Preoperative anxiety has been extensively studied in the anesthesia literature. Preoperative anxiety is associated with adverse outcomes in children such as nightmares, separation anxiety, and increased analgesic requirements postoperatively, and thus assessment and treatment are important components of optimum anesthesia care. The Yale Preoperative Anxiety Scale was developed almost twenty years ago and has become one of the main tools used to measure preoperative anxiety in children. A modified version has been used for the last 15 years in over 100 studies to assess child anxiety during the induction of anesthesia.

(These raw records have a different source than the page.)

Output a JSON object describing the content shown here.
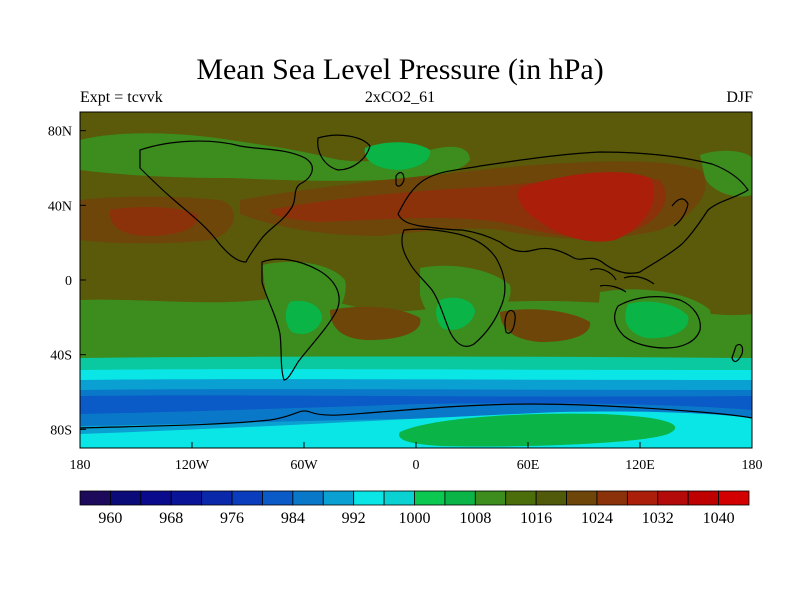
{
  "title": "Mean Sea Level Pressure (in hPa)",
  "subtitle_left": "Expt = tcvvk",
  "subtitle_center": "2xCO2_61",
  "subtitle_right": "DJF",
  "map": {
    "projection": "cylindrical-equidistant",
    "lon_range": [
      -180,
      180
    ],
    "lat_range": [
      -90,
      90
    ],
    "x_ticks": [
      {
        "value": -180,
        "label": "180"
      },
      {
        "value": -120,
        "label": "120W"
      },
      {
        "value": -60,
        "label": "60W"
      },
      {
        "value": 0,
        "label": "0"
      },
      {
        "value": 60,
        "label": "60E"
      },
      {
        "value": 120,
        "label": "120E"
      },
      {
        "value": 180,
        "label": "180"
      }
    ],
    "y_ticks": [
      {
        "value": 80,
        "label": "80N"
      },
      {
        "value": 40,
        "label": "40N"
      },
      {
        "value": 0,
        "label": "0"
      },
      {
        "value": -40,
        "label": "40S"
      },
      {
        "value": -80,
        "label": "80S"
      }
    ],
    "background_color": "#5a5a0a"
  },
  "colorbar": {
    "colors": [
      "#1e0a5a",
      "#0a0a78",
      "#0a0a8c",
      "#0a1496",
      "#0a28aa",
      "#0a3cbe",
      "#0a5ac8",
      "#0a78c8",
      "#0aa0d2",
      "#0ae6e6",
      "#0ad2d2",
      "#0ac850",
      "#0ab446",
      "#3c8c1e",
      "#4b6e0a",
      "#505a0a",
      "#6e460a",
      "#8c320a",
      "#aa1e0a",
      "#b40a0a",
      "#be0000",
      "#d20000"
    ],
    "labels": [
      {
        "text": "960",
        "index": 2
      },
      {
        "text": "968",
        "index": 4
      },
      {
        "text": "976",
        "index": 6
      },
      {
        "text": "984",
        "index": 8
      },
      {
        "text": "992",
        "index": 10
      },
      {
        "text": "1000",
        "index": 12
      },
      {
        "text": "1008",
        "index": 14
      },
      {
        "text": "1016",
        "index": 16
      },
      {
        "text": "1024",
        "index": 18
      },
      {
        "text": "1032",
        "index": 20
      },
      {
        "text": "1040",
        "index": 22
      }
    ]
  }
}
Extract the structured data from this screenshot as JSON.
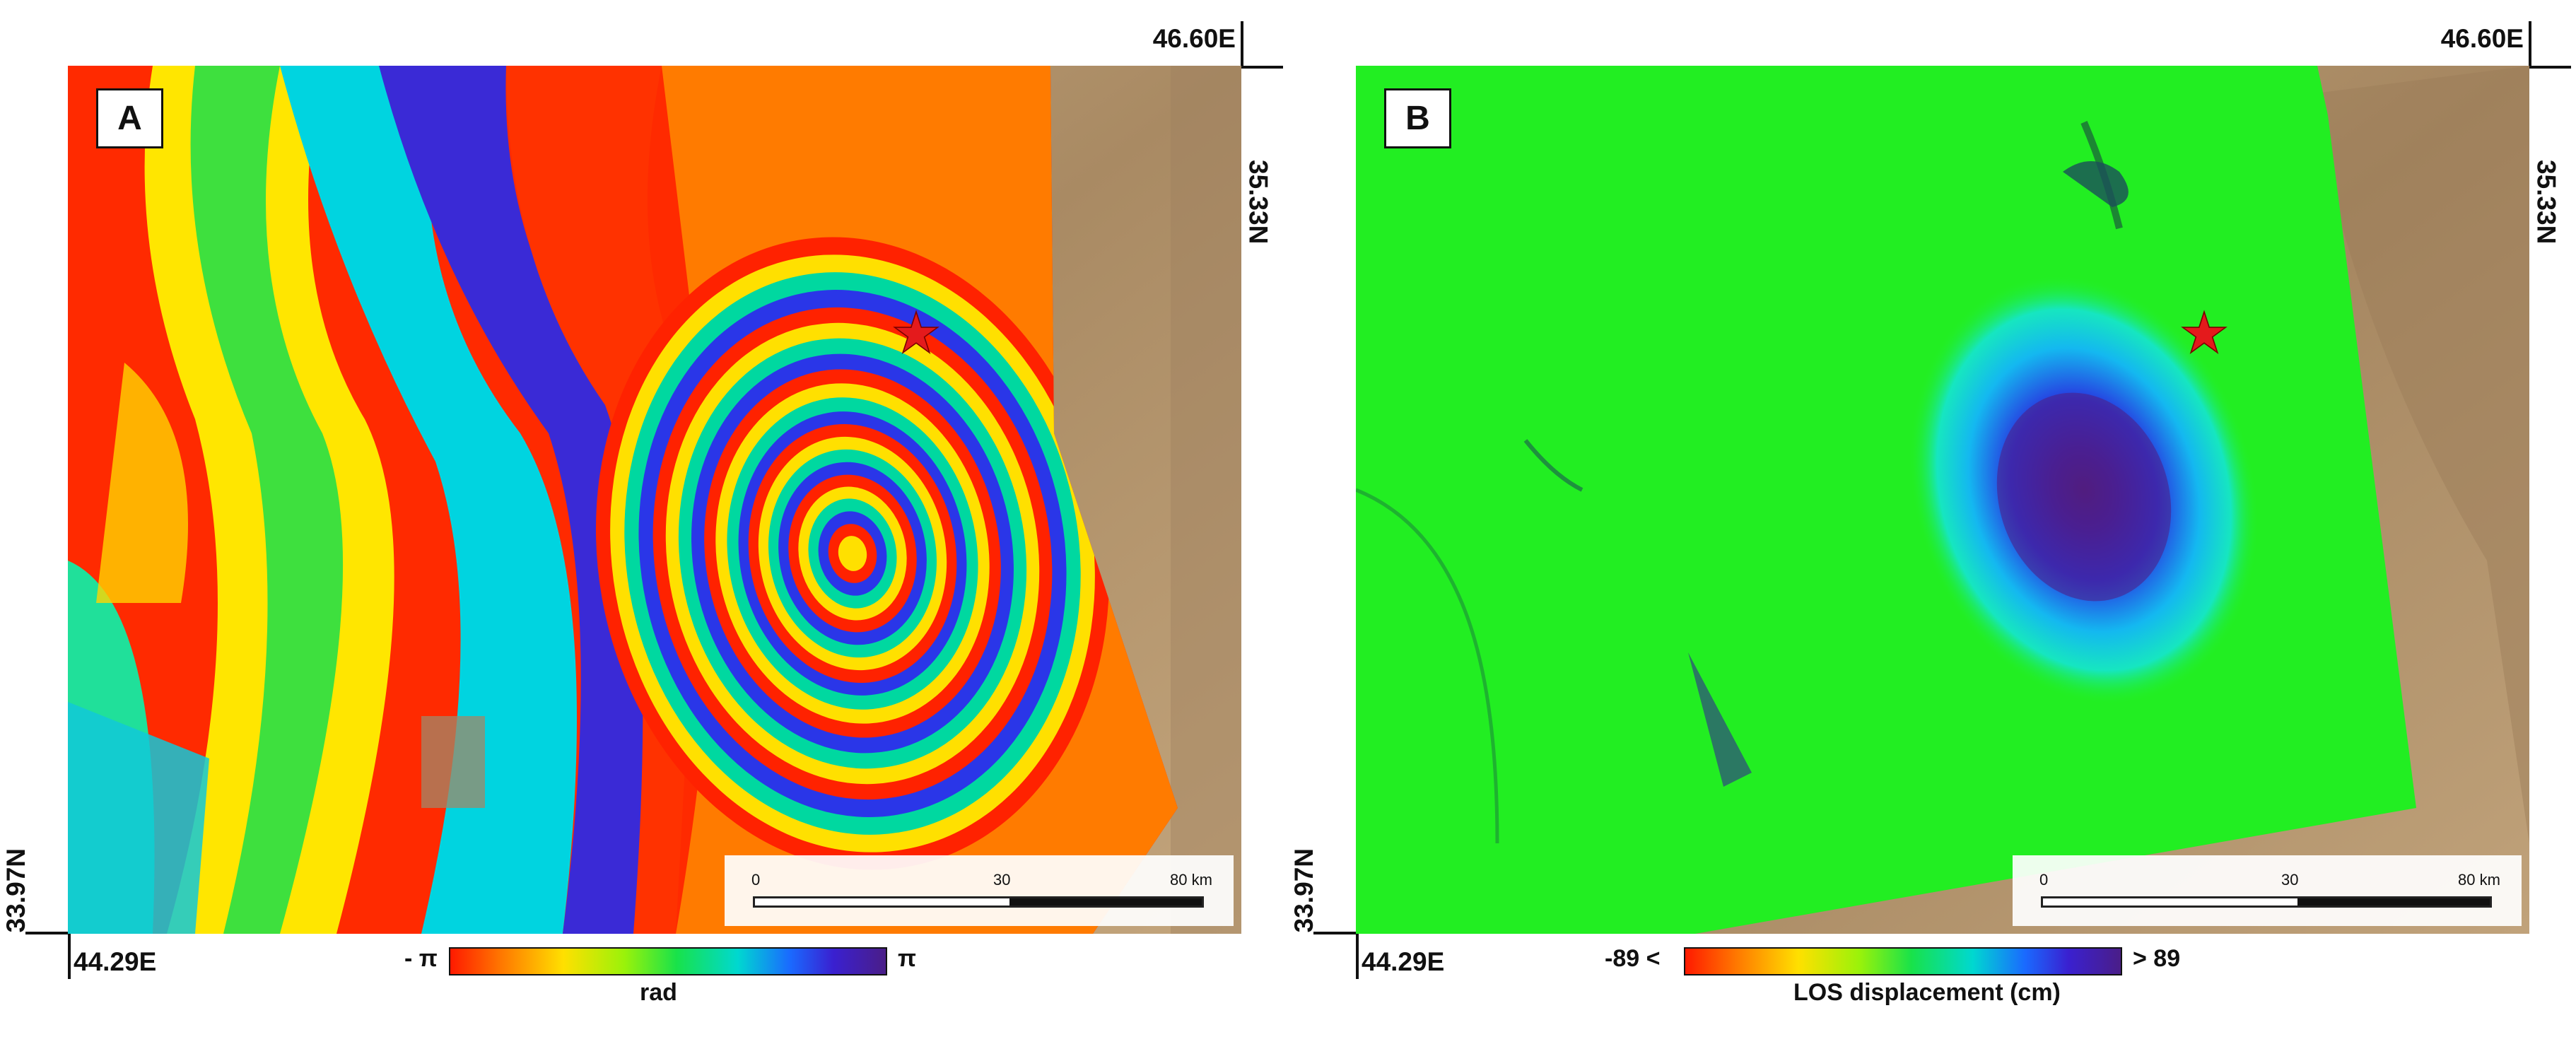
{
  "panels": [
    {
      "label": "A",
      "coords": {
        "top_right_lon": "46.60E",
        "top_right_lat": "35.33N",
        "bottom_left_lat": "33.97N",
        "bottom_left_lon": "44.29E"
      },
      "scalebar": {
        "ticks": [
          "0",
          "30",
          "80 km"
        ]
      },
      "legend": {
        "min_label": "- π",
        "max_label": "π",
        "unit": "rad"
      }
    },
    {
      "label": "B",
      "coords": {
        "top_right_lon": "46.60E",
        "top_right_lat": "35.33N",
        "bottom_left_lat": "33.97N",
        "bottom_left_lon": "44.29E"
      },
      "scalebar": {
        "ticks": [
          "0",
          "30",
          "80 km"
        ]
      },
      "legend": {
        "min_label": "-89 <",
        "max_label": "> 89",
        "unit": "LOS displacement (cm)"
      }
    }
  ],
  "colors": {
    "epicenter_star": "#e41a1c",
    "terrain": "#b99b72",
    "displacement_field": "#22ee22",
    "displacement_min": "#4a1e88"
  },
  "icons": {
    "epicenter": "star-icon"
  }
}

The modified Yale Preoperative Anxiety Scale (mYPAS) is comprised of five items: activity, vocalizations, emotional expressivity, state of apparent arousal, and use of parent. Each item is scored on a one to four point scale except for the “vocalizations” item, which is scored on a one to six point scale. It is intended for use at four specific perioperative time points: in the preoperative holding area, during the walk to the operating room, at the entrance to the operating room, and during introduction to the anesthesia mask. The scale can be somewhat burdensome to use due its length and the need for multiple administrations.
In this month’s edition of Anesthesia & Analgesia, Dr. Michelle A. Fortier, Department of Anesthesiology & Perioperative Care, University of California, Irvine, Irvine, California, and colleagues describe the analysis used to develop a shorter, modified version of this tool in their article titled “Development of a Short Version of the Modified Yale Preoperative Anxiety Scale.”
The study authors used statistical analysis of data collected during prior studies that utilized the mYPAS. They were able to reduce the scale to four items: activity, vocalizations, emotional expressivity, and state of apparent arousal while still maintaining strong internal reliability, interrater reliability, and convergent validity. The “use of parent” item was eliminated due to both content overlap with other items and because parents were not always present for that item to be scored.
The requirement for assessment at four time points is also burdensome. Statistical analysis by the authors showed that the scale can retain its accuracy even if it’s only administered at two time points: in the preoperative holding area and when the anesthesia mask is introduced to the child. Abbreviating the scale in this manner allows it to be more conveniently used in future studies of perioperative anxiety.
Decreasing preoperative anxiety remains a priority in our specialty. We turn to novel drugs, such as dexmedetomidine, and distracting behaviors, such as iPad surfing, to alleviate preoperative anxiety. An abbreviated version of the mYPAS will help us effectively monitor the utility of strategies to reduce preoperative anxiety.